Endiguer les épidémies

Des tournées du personnel médical sont aussi prévues dans les campements. Près de cinq cents familles réunies autour de douze puits pastoraux seraient susceptibles d'en bénéficier. Des formations à l'hygiène et aux premiers secours sont déjà en place : « Il s'agit de transmettre aux nomades des techniques de base : la désinfection systématique des plaies causées par les épines d'acacia, la conduite à tenir devant une fièvre, abusivement considérée comme liée à un accès palustre, les soins destinés à éviter les complications liées à l'accouchement, etc. » L'équipe médicale itinérante a pour vocation d'aider ces populations à faire face et peut-être même à limiter les conséquences des grandes épidémies, de rougeole, par exemple, ou même de bronchites qui, dans ce pays, peuvent prendre des proportions dramatiques. « Aujourd'hui, nous commençons également à parler de contraception, souligne cette infirmière, qui revient d'une mission sur le terrain, et j'en suis ravie, parce que la demande vient des femmes elles-mêmes. »
Avec un investissement de 18 450 euros, cette action nécessitera encore 5 000 euros par an en frais de fonctionnement et sera soutenue jusqu'à l'obtention d'une autonomie financière, attendue d'ici à trois ans. L'association Touaregs, qui compte trois cents adhérents, le double de « sympathisants » et quelques partenaires financiers, a engagé de nombreux autres projets, notamment pour la création de puits pastoraux - 39 % de la population est toujours privée d'eau potable - et d'autres orientés vers la scolarisation des enfants qui vivent en brousse - avec 85 % d'analphabètes chez les adultes, le Niger compte aussi parmi les cinq pays du monde les moins développés en matière d'éducation primaire.

* Touaregs, 50, rue Saint-Sabin, 75011 Paris, tél./fax 01.43.38.47.15.

Trois médecins pour cent mille habitants

Au Niger, le total des dépenses annuelles de santé par habitant s'élève à 22 euros, soit un tout petit peu plus que le montant d'une simple consultation chez un généraliste en France... Dans ce pays, qui ne consacre pas plus de 4 % de son PIB aux dépenses de santé, il y a une carence évidente en personnel soignant, avec 3 médecins pour cent mille habitants (source OMS), majoritairement installés en zone urbaine.

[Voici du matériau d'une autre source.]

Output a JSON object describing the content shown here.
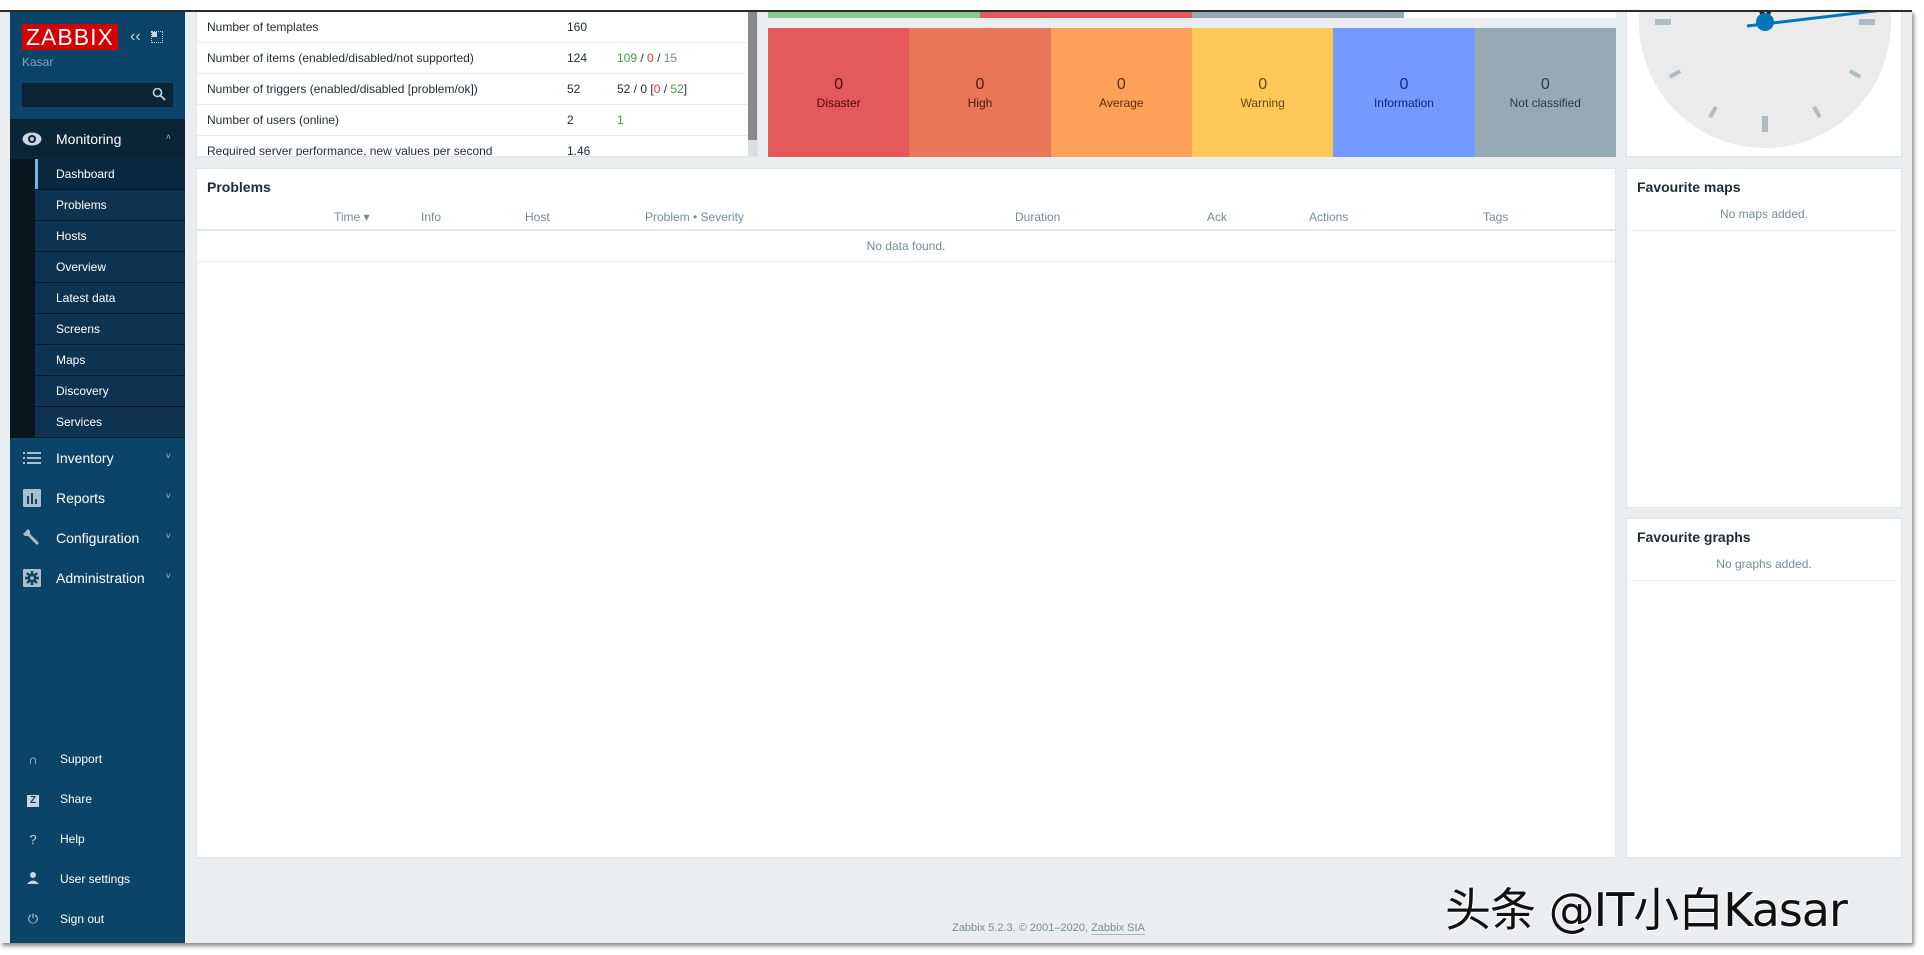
{
  "sidebar": {
    "logo": "ZABBIX",
    "username": "Kasar",
    "search": {
      "value": "",
      "placeholder": ""
    },
    "menu": [
      {
        "label": "Monitoring",
        "icon": "eye-icon",
        "expanded": true,
        "children": [
          "Dashboard",
          "Problems",
          "Hosts",
          "Overview",
          "Latest data",
          "Screens",
          "Maps",
          "Discovery",
          "Services"
        ],
        "active_child": "Dashboard"
      },
      {
        "label": "Inventory",
        "icon": "list-icon",
        "expanded": false
      },
      {
        "label": "Reports",
        "icon": "bar-chart-icon",
        "expanded": false
      },
      {
        "label": "Configuration",
        "icon": "wrench-icon",
        "expanded": false
      },
      {
        "label": "Administration",
        "icon": "gear-icon",
        "expanded": false
      }
    ],
    "user_menu": [
      {
        "label": "Support",
        "icon": "headset-icon"
      },
      {
        "label": "Share",
        "icon": "share-z-icon"
      },
      {
        "label": "Help",
        "icon": "help-icon"
      },
      {
        "label": "User settings",
        "icon": "user-icon"
      },
      {
        "label": "Sign out",
        "icon": "power-icon"
      }
    ]
  },
  "stats": {
    "rows": [
      {
        "label": "Number of templates",
        "value": "160",
        "detail": []
      },
      {
        "label": "Number of items (enabled/disabled/not supported)",
        "value": "124",
        "detail": [
          {
            "t": "109",
            "c": "green"
          },
          {
            "t": " / ",
            "c": ""
          },
          {
            "t": "0",
            "c": "red"
          },
          {
            "t": " / ",
            "c": ""
          },
          {
            "t": "15",
            "c": "grey"
          }
        ]
      },
      {
        "label": "Number of triggers (enabled/disabled [problem/ok])",
        "value": "52",
        "detail": [
          {
            "t": "52 / 0 [",
            "c": ""
          },
          {
            "t": "0",
            "c": "red"
          },
          {
            "t": " / ",
            "c": ""
          },
          {
            "t": "52",
            "c": "green"
          },
          {
            "t": "]",
            "c": ""
          }
        ]
      },
      {
        "label": "Number of users (online)",
        "value": "2",
        "detail": [
          {
            "t": "1",
            "c": "green"
          }
        ]
      },
      {
        "label": "Required server performance, new values per second",
        "value": "1.46",
        "detail": []
      }
    ]
  },
  "host_availability_bar": [
    {
      "status": "available",
      "color": "#86cc89",
      "share": 0.25
    },
    {
      "status": "not available",
      "color": "#e45959",
      "share": 0.25
    },
    {
      "status": "unknown",
      "color": "#97aab3",
      "share": 0.25
    }
  ],
  "severity": [
    {
      "label": "Disaster",
      "count": "0",
      "bg": "#e45959",
      "fg": "#4c0a0a"
    },
    {
      "label": "High",
      "count": "0",
      "bg": "#e97659",
      "fg": "#4f1c0d"
    },
    {
      "label": "Average",
      "count": "0",
      "bg": "#ffa059",
      "fg": "#5c2d0c"
    },
    {
      "label": "Warning",
      "count": "0",
      "bg": "#ffc859",
      "fg": "#604a0d"
    },
    {
      "label": "Information",
      "count": "0",
      "bg": "#7499ff",
      "fg": "#0e2a78"
    },
    {
      "label": "Not classified",
      "count": "0",
      "bg": "#97aab3",
      "fg": "#2a3a42"
    }
  ],
  "problems": {
    "title": "Problems",
    "columns": [
      "Time ▾",
      "Info",
      "Host",
      "Problem • Severity",
      "Duration",
      "Ack",
      "Actions",
      "Tags"
    ],
    "empty_text": "No data found."
  },
  "fav_maps": {
    "title": "Favourite maps",
    "empty_text": "No maps added."
  },
  "fav_graphs": {
    "title": "Favourite graphs",
    "empty_text": "No graphs added."
  },
  "footer": {
    "text": "Zabbix 5.2.3. © 2001–2020, ",
    "link": "Zabbix SIA"
  },
  "watermark": "头条 @IT小白Kasar"
}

Or 70 % de la population vit en zone rurale et n'a donc pas accès aux soins. Résultat, le Niger possède le taux de mortalité infanto-juvénile le plus élevé au monde, soit 324 pour mille, un taux de malnutrition des enfants de moins de 5 ans de 34 % en milieu rural et une espérance de vie qui ne dépasse pas 47 ans pour les hommes et 50 ans pour les femmes.